Berlin. Eine Umfrage zeigt: Die Deutschen fühlen sich von der Regierung allein gelassen. Die Krise trifft sie hart – sie sparen, wo sie können.

Mobilitätswende und Inflation: Zwei Themen, die die Deutschen derzeit besonders umtreiben – und bei denen sie jeweils mehr Engagement von der Bundesregierung erwarten. Insbesondere die Verteuerung des täglichen Lebens, von Lebensmittel über die Energiepreise bis hin zu Freizeitaktivitäten, führt zu einer Verunsicherung in der Gesellschaft. Das ist das Ergebnis einer repräsentativen Forsa-Umfrage im Auftrag der Bundesverbraucherzentrale (vzbv) für den Verbraucherreport 2023.

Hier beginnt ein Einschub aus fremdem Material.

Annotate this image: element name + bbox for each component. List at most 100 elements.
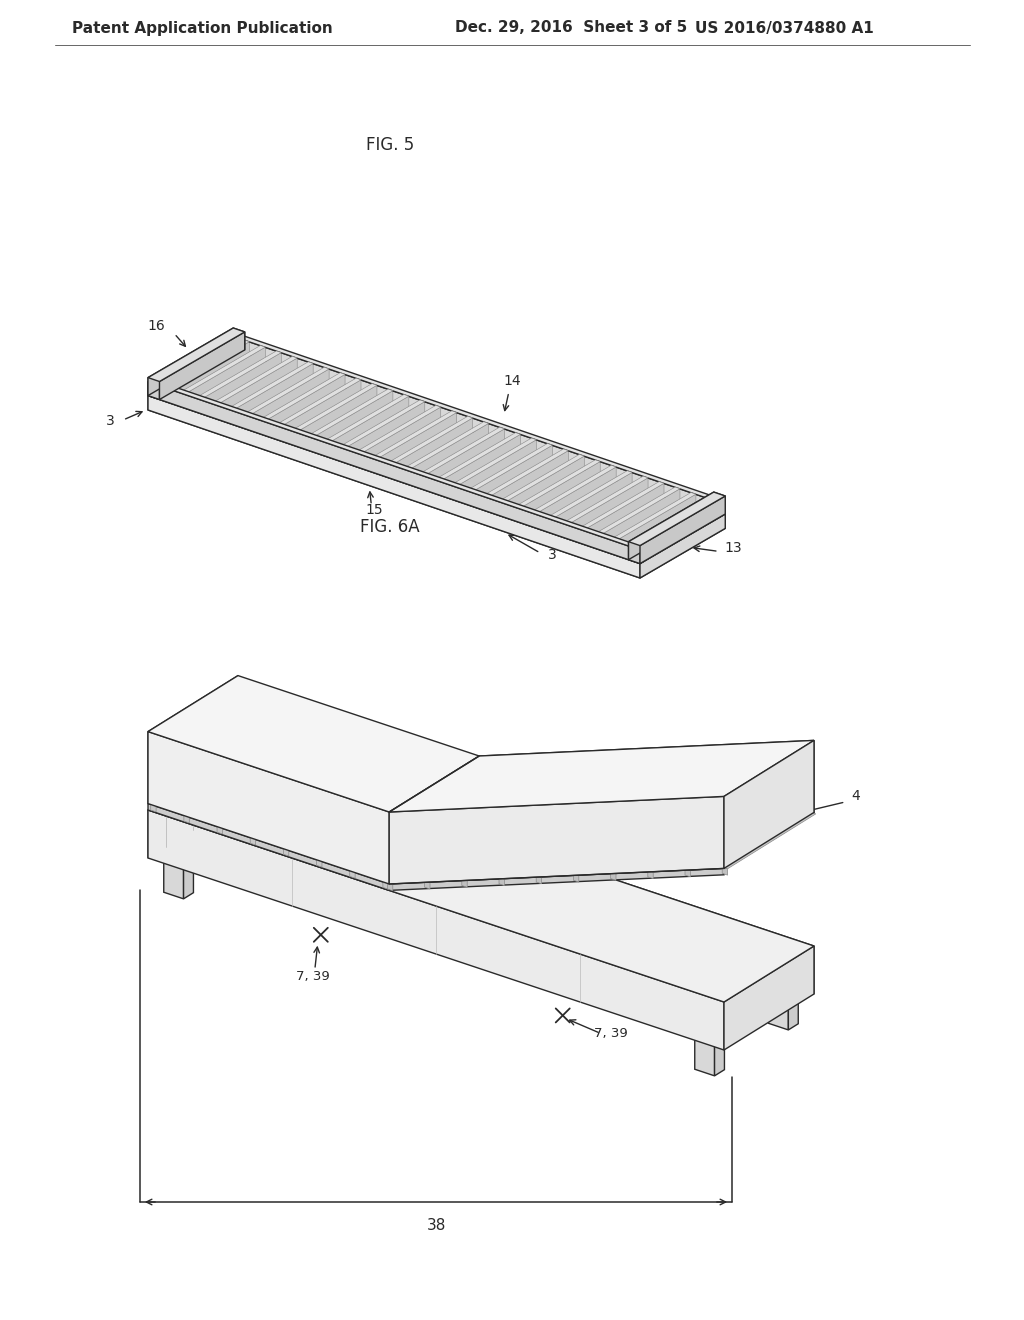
Polygon shape (184, 814, 189, 822)
Polygon shape (722, 812, 816, 869)
Text: 15: 15 (366, 503, 383, 516)
Polygon shape (648, 816, 741, 873)
Text: 2: 2 (530, 950, 540, 964)
Polygon shape (389, 741, 814, 812)
Polygon shape (560, 524, 565, 537)
Polygon shape (648, 870, 653, 879)
Polygon shape (353, 454, 357, 466)
Polygon shape (350, 870, 355, 878)
Polygon shape (233, 327, 245, 350)
Polygon shape (164, 854, 194, 867)
Polygon shape (166, 342, 250, 401)
Polygon shape (289, 384, 377, 433)
Polygon shape (724, 946, 814, 1049)
Polygon shape (148, 731, 389, 884)
Polygon shape (184, 760, 278, 817)
Polygon shape (479, 741, 814, 828)
Polygon shape (217, 771, 310, 828)
Polygon shape (788, 991, 799, 1030)
Polygon shape (497, 503, 501, 515)
Text: FIG. 5: FIG. 5 (366, 136, 414, 154)
Polygon shape (640, 548, 644, 564)
Polygon shape (273, 378, 361, 428)
Polygon shape (685, 869, 690, 876)
Polygon shape (257, 814, 267, 853)
Polygon shape (724, 741, 814, 869)
Polygon shape (350, 816, 443, 871)
Text: 22: 22 (592, 797, 611, 813)
Polygon shape (462, 879, 467, 887)
Polygon shape (612, 494, 696, 553)
Polygon shape (148, 381, 640, 564)
Polygon shape (640, 496, 725, 564)
Polygon shape (284, 793, 377, 850)
Polygon shape (148, 379, 153, 396)
Polygon shape (573, 874, 579, 882)
Polygon shape (228, 333, 725, 503)
Polygon shape (230, 363, 313, 422)
Polygon shape (610, 817, 705, 874)
Polygon shape (449, 438, 537, 488)
Polygon shape (406, 424, 488, 483)
Polygon shape (369, 411, 457, 461)
Polygon shape (528, 465, 616, 515)
Polygon shape (284, 847, 289, 857)
Text: 4: 4 (851, 789, 860, 803)
Polygon shape (209, 405, 214, 417)
Polygon shape (629, 492, 714, 560)
Polygon shape (597, 488, 680, 548)
Polygon shape (337, 449, 342, 461)
Polygon shape (305, 389, 393, 440)
Polygon shape (148, 676, 238, 804)
Polygon shape (233, 346, 725, 528)
Polygon shape (162, 388, 166, 401)
Polygon shape (437, 434, 520, 494)
Text: 13: 13 (725, 541, 742, 556)
Text: 3: 3 (548, 548, 557, 562)
Polygon shape (217, 826, 222, 834)
Polygon shape (199, 352, 282, 412)
Polygon shape (512, 508, 517, 520)
Polygon shape (148, 810, 724, 1049)
Polygon shape (148, 379, 644, 550)
Polygon shape (499, 822, 593, 879)
Polygon shape (560, 477, 648, 527)
Polygon shape (148, 378, 160, 400)
Text: 7, 39: 7, 39 (594, 1027, 628, 1040)
Polygon shape (592, 487, 680, 537)
Polygon shape (387, 883, 393, 891)
Polygon shape (501, 457, 585, 515)
Polygon shape (183, 861, 194, 899)
Polygon shape (177, 393, 182, 407)
Polygon shape (148, 676, 479, 812)
Polygon shape (624, 546, 629, 558)
Polygon shape (209, 356, 297, 407)
Polygon shape (194, 399, 199, 412)
Polygon shape (151, 748, 245, 805)
Polygon shape (537, 821, 630, 878)
Polygon shape (592, 536, 597, 548)
Polygon shape (241, 416, 246, 428)
Polygon shape (714, 492, 725, 513)
Polygon shape (497, 454, 585, 504)
Polygon shape (278, 380, 361, 440)
Text: 3: 3 (105, 414, 115, 428)
Text: FIG. 6A: FIG. 6A (360, 517, 420, 536)
Polygon shape (238, 808, 267, 821)
Text: 38: 38 (426, 1218, 445, 1233)
Polygon shape (449, 486, 454, 499)
Text: Dec. 29, 2016  Sheet 3 of 5: Dec. 29, 2016 Sheet 3 of 5 (455, 21, 687, 36)
Polygon shape (357, 407, 440, 466)
Polygon shape (148, 804, 389, 891)
Polygon shape (148, 754, 238, 858)
Polygon shape (148, 327, 245, 381)
Polygon shape (608, 492, 696, 543)
Polygon shape (465, 492, 469, 504)
Polygon shape (148, 327, 233, 396)
Polygon shape (389, 796, 724, 884)
Polygon shape (310, 391, 393, 450)
Polygon shape (629, 500, 712, 558)
Polygon shape (462, 824, 555, 880)
Polygon shape (383, 880, 388, 890)
Polygon shape (321, 395, 409, 445)
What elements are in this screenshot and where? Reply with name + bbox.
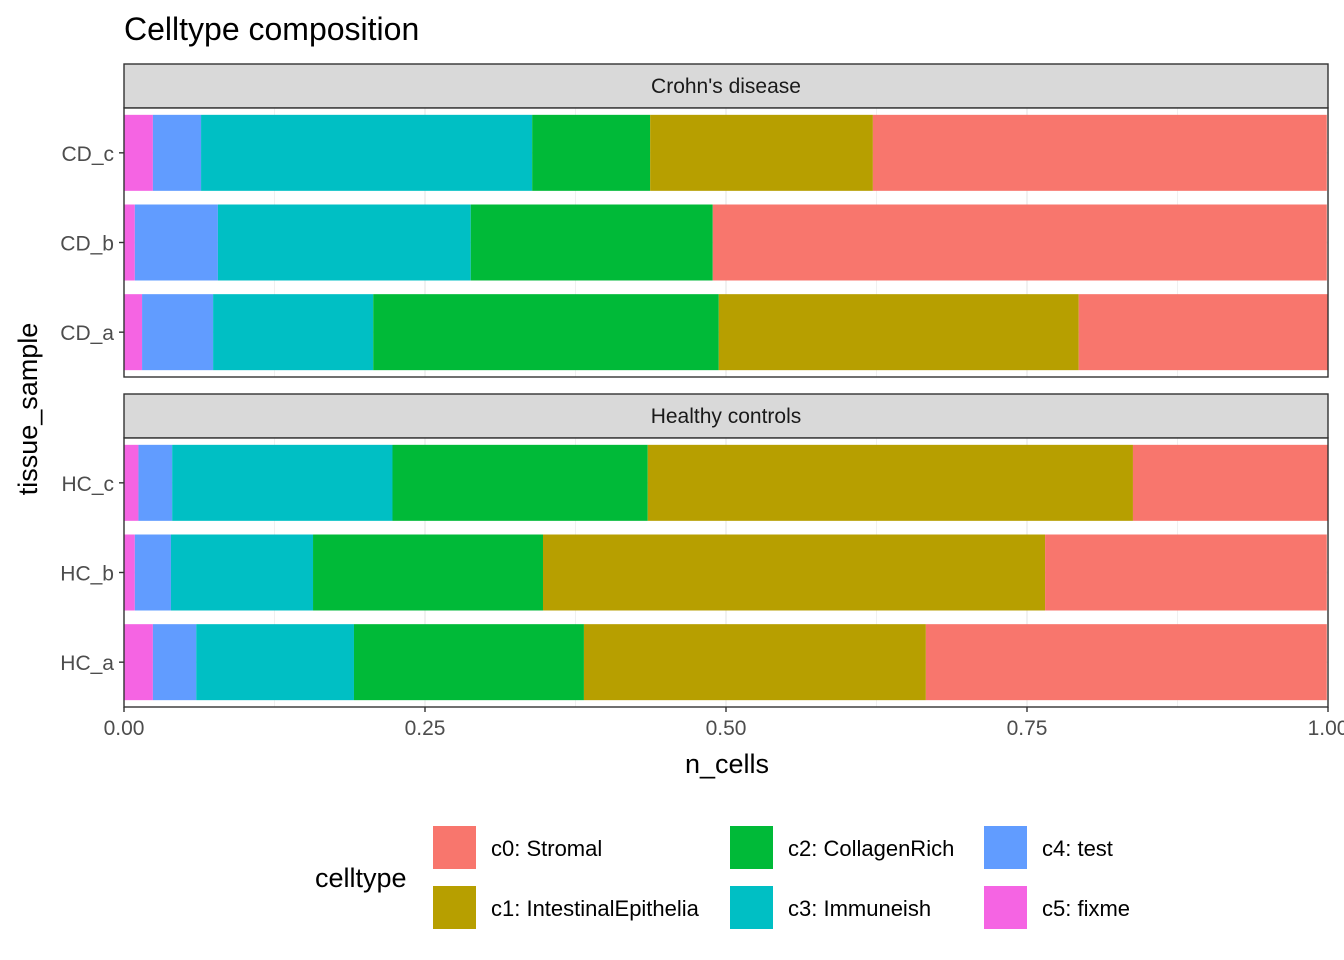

Demnach fühlen sich knapp zwei Drittel der befragten Menschen (64 Prozent) mit den stark gestiegenen Preisen alleingelassen. Als Reaktion auf teuren Strom und teures Gas gaben 74 Prozent an, ihren Energieverbrauch eingeschränkt zu haben. Und auch in der Freizeit wird der Gürtel enger geschnallt: 61 Prozent gehen demnach seltener in Restaurants oder Bars, 56 Prozent sparen beim Urlaub und Reisen und 53 Prozent verzichten vermehrt auf Freizeitaktivitäten wie Kino- oder Zoobesuche.

Als „besorgniserregend“ bezeichnet vzbv-Vorständin Ramona Pop die Tatsache, dass 44 Prozent der Befragten angeben, bei Lebensmitteln zu sparen. Im vergangenen Jahr waren es noch 35 Prozent. „Finanzielle Sorgen zwingen die Menschen, in allen Bereichen des Alltags zu sparen: vom Energieverbrauch bis zum Reisen“, so Pop.

Beschwerden bei Verbraucherzentrale stark angestiegen

Mit Blick auf die 64 Prozent, die sich in der Krise allein gelassen fühlen, sagte Pop: „Die Bundesregierung muss dringend nachsteuern und für mehr Sicherheit sorgen.“ Nicht alle seien vom Ausmaß der Krise in gleicher Weise betroffen. Die vzbv-Chefin befürchtet: „Es droht eine Spaltung der Gesellschaft.“

Die Inflation trifft die Verbraucher hart. 44 Prozent sparen laut Umfrage an Lebensmitteln.
Die Inflation trifft die Verbraucher hart. 44 Prozent sparen laut Umfrage an Lebensmitteln. © dpa | Jens Kalaene

Pop forderte, dass die Politik ihrer Verantwortung beim Verbraucherschutz gerecht werden müsse. „Gerade Menschen mit geringem Einkommen benötigen Hilfe. Die Preisbremsen für Energie waren ein erster Schritt. Die Abschaffung der Mehrwertsteuer auf gesunde Lebensmittel muss der nächste sein.“

Das finden auch 80 Prozent der Befragten: „Gesunde Lebensmittel wie Obst, Gemüse und Hülsenfrüchte sollten vollständig von der Mehrwertsteuer befreit werden“, fordern sie. 87 Prozent unterstützen zudem die Idee, dass insbesondere Menschen mit geringem Einkommen vom Staat entlastet werden sollten.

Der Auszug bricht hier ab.